A more scalable approach to calling VirusTotal is to arrange the output of the Request as a Pandas Dataframe. The results of the calls could potentially be stored locally on a NoSQL instance such as ArangoDB or Mongo DB (search previous articles for a short exploration of ArangoDB).
import requests
import pandas as pd
class HashChecker():
'''
The HashChecker object is used to process, arrange and store VirusTotal API calls
against a file hash - the results are neatly arranged in a Pandas DataFrame
hash : str
This argument is used to pass the single hash in question
Todo:
create the ability to pass multiple hashes
'''
def __init__(self, hash):
self.hash = hash
self.myparams= {}
# HTTP Request results
self.request_results = []
# VirusTotal settings
self.filename = 'c:\\projects\\python\splunk_py\\.virustotalrc'
self.url = 'https://www.virustotal.com/vtapi/v2/file/report'
# process the hash
self.get_params()
# Get the results of hash check from Request call
self.request_results = self.get_results()
# use a dataframe for flexibility and scalability
self.df = pd.DataFrame()
self.set_results_dataframe()
def get_results(self):
'''
Method to call the REST API and check a single hash
'''
data = requests.get(self.url, params=self.myparams)
return data
def get_params(self):
'''
Method to get your hidden key from an ini file
read the values from a file with format
apikey=<yourapikey>
'''
with open(self.filename) as myfile:
for line in myfile:
key, value = line.partition("=")[::2]
self.myparams[key.strip()] = value.strip()
def set_results_dataframe(self):
'''
Method to create a dataframe with results using format
columns
rows
service1 detected result update version
service2 detected result update version
'''
# use a dataframe that gets the normalized json from Request result
# notice we only want the 'scans' level of the json
self.df = json_normalize(self.request_results.json().get('scans'))
# to aid in re-arranging more logically, tranpose rows and columns
self.df = self.df.transpose()
# create a holding dataframe in order to re-arrange the
# columns more logically
ndf = pd.DataFrame(columns=['detected', 'result', 'update', 'version', ])
for i in range(0,len(self.df),4):
ndf=ndf.append({ 'detected' : self.df.index[i].split('.')[0],
'result': self.df.iloc[i+1,0], 'update': self.df.iloc[i+2,0],
'version' : self.df.iloc[i+3,0]}, ignore_index=True)
# reset the object dataframe to this new arrangment
self.df = ndf
Using the above code leaves you with a hash result object, which you can easily interrogate and manipulate in a Jupyter Notebook:
# hash of mimikatz
resource = 'BCD703932C9BEDE27659407E458AE103D0B4CC88'
hash_results = HashChecker(resource)
print(hash_results.request_results)
print(hash_results.df.head(4))
Here is the response code from the Request <Response [200]> The first four rows. detected result update version 0 ALYac None 20190719 1.1.1.5 1 APEX Malicious 20190719 5.53 2 AVG FileRepMalware [PUP] 20190720 18.4.3895.0 3 Acronis None 20190716 1.0.1.51
Notice that the data exchange format with VirusTotal is JSON. We did some crude ‘slash and burn’ processing to contort the nested JSON into a dataframe.
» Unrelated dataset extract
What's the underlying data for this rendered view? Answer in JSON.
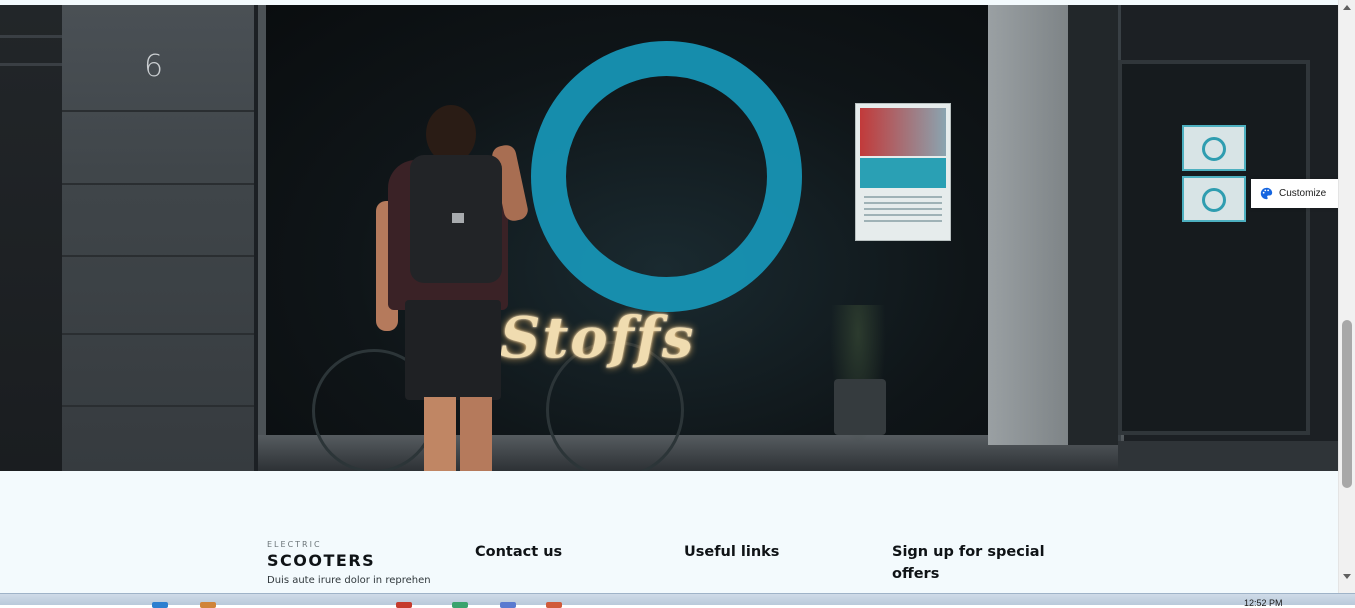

This can be improved upon, and we will improve on it with a more extensive article on understanding JSON and introducing the json parsing module in Python.
For now, notice that JSON looks a lot like a Python Dictionary, but strictly speaking isn’t the same. Here’s an Important semantic distinction that will be helpful to keep in mind: A python dictionary is a data structure within Python, whereas JSON is a human and machine readable string format for exchanging information across platforms and languages.
In the first four rows it’s apparent that two services don’t detect mimikatz, and two do. AVG does a nice job of portraying exactly what is the case with mimikatz: a PUP – Potentially Unwanted Program. If this hash is on your Enterprise and your security team didn’t place it there, that’s likely an issue. In itself, though, it’s simply a security tool.
What has been created in these four articles on Splunk and API programming is a primitive start to an in-house Threat Intelligence service to test every process spawned. This can also be the start of an approach to whitelisting and/or baselining. By amassing a list of hashes and hash testing results locally, a security team can alert on any new process spawned on the Enterprise and/or not in a baseline.
It should be pointed out that the above is not in itself a sound strategy to combat mimikatz–anyone who has hired a pen-test team will know that a hash check isn’t going to stop a mimikatz attack. Smart hackers will either obfuscate the binary or use powershell to evade AV. You will only catch the most lame attempts with a hash check. The best approach is to stop storing passwords clear text in memory.
That said, it’s always possible that Virustotal, with its dozens of services, will turn up something interesting on a hash that local AV is missing. Passive whitelisting (alerting to new hashes on the Enterprise) together with tight Powershell auditing will provide a much more solid foundation. To state the obvious: things that have never been seen before are interesting, as far as scripts or executables.